Here I Am, Back Again, J.J.’s Back, Tell a Friend

19 05 2012

 

Guess who’s back, guess who’s back…Okay, I’ll stop now. No more early 2000 music references. …did that song come out in the early 2000s? I don’t remember. ::goes to check:: Yes it was. Okay. Anyway.

Down fourteen pounds! WOO! And in typical American fashion, how did I celebrate?

With fried chicken, French fries, and chocolate ice cream.

But I’m back on track today. It’s eight thirty and I still have ten points. …I will probably have a frozen peach cup. (Which make good snacks, actually. Get the ones in light syrup, not the regular kind, and freeze them, and it’s a good substitute when you want something cold.)

I also started getting SELF magazine, which I like, partly for the different exercises.

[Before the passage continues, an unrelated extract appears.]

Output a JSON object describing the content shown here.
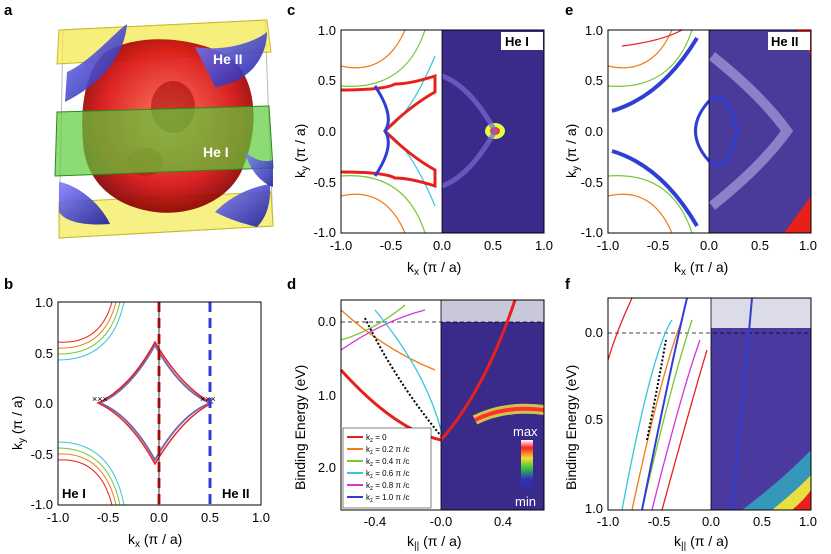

I tend to get stuck in exercise ruts. And there’s a recipe in this month’s issue that I want to try, with salmon. (I found out from weight watchers that wild salmon is better for your than farm raised because its muscle tone is better, that farm raised has more fat. But since wild is twice as expensive, I think I’ll be sticking with farm raised unless it’s on sale.)

And tomorrow is my first…5K! I’m actually really excited. I wanted A to come with, but due to his history with smoking he was all ‘Pass’, but I’m still going. I hope I can finish it. I mean, I can walk two miles, and I don’t have to run it, but still.

 

I can’t tell where A and I are at all. It’s like we’re heading towards each other without a sure sense of direction, or if both of us want to keep on going. Maybe that’s just me. I don’t know if I’m looking for a romantic ideal that doesn’t exist and I don’t want to settle for reality, or if I think there’s something better out there. But I think less of myself, if that’s true. I mean, you’re not supposed to be looking past your partner, just in case say, Misha Collins turns up sans his beloved wife and wants to go out. What does that say about me, if I keep an eye out for someone else while I keep my arms around him?